A strength of our study is the prospective study design, the standardized and well-controlled rehabilitation program, conducted by a single experienced physiotherapist. We also had complete follow-up of all patients 1 year after surgery and used a standardized approach by testing the adhesion barrier on dorsal plate fixation for proximal phalangeal fractures. This model is more reliable than that of a tenolysis model in which the presence of adhesions and baseline ROM is more variable. The phalangeal fracture model is also clinically relevant considering the prevalent problems of adhesion formation after plate fixation.9 The largest drawback of this study is the small sample size of 8 patients. The next step would be a larger randomized trial. Another potential drawback could be the variation in postoperative therapy intensity among patients. However, we do not believe this had an influence on results. In work on tenolysis of flexor tendons on rabbits (Riccio M, unpublished data), the Dynavisc-treated rabbits had better results than untreated rabbits, regarding not only adhesion formation but also regeneration of peritendinous structures and of the synovial sheath. One explanation for the difference from our results could be that we used Dynavisc on the extensor side where there is no synovial sheath. Also, comparison between species is difficult.

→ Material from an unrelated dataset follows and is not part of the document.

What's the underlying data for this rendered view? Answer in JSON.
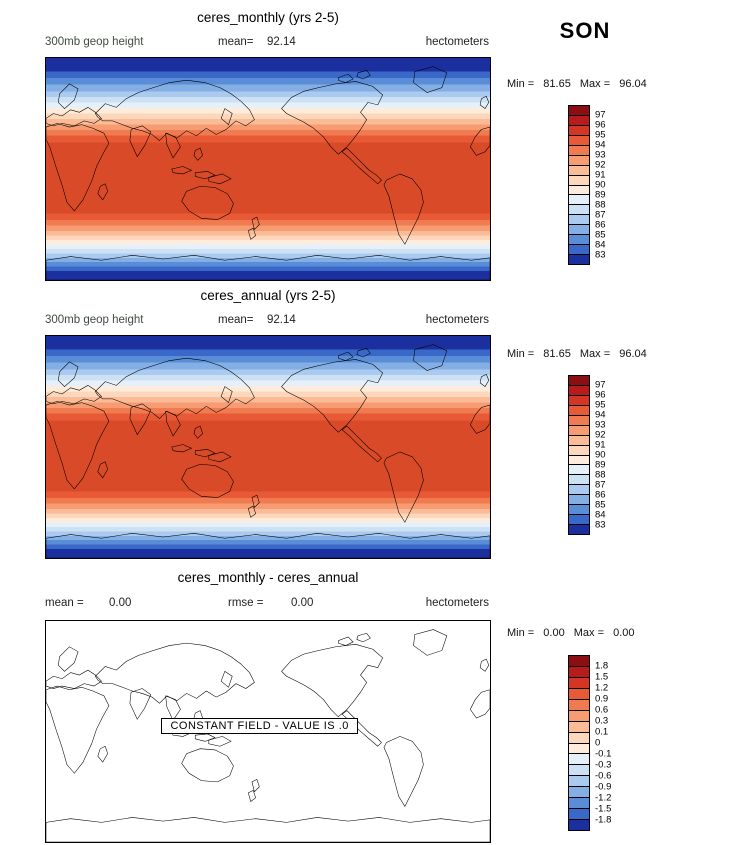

The results of this small study did not support the use of Dynavisc as an adhesion barrier. The results for TAM compare well with those of previous studies.2,4 However, the anti-adhesive effect of Dynavisc should have been evident during the first month after surgery and we expected more impressive improvement in TAM during the first 30 days. Only 3 patients had an excellent result regarding TAM at 3 months. The fairly good results at 1 year in this study were more likely the result of continued physiotherapy. Four of 8 patients with the highest pain scores had a poor result at 3 months. This seems to indicate that Dynavisc had little influence on pain and inflammation properties. Larger, randomized trials would be required to reveal the potential effects of Dynavisc on adhesion formation and pain after surgery of the finger phalanges.
Footnotes
Declaration of interests: No benefits in any form have been received or will be received by the authors related directly or indirectly to the subject of this article.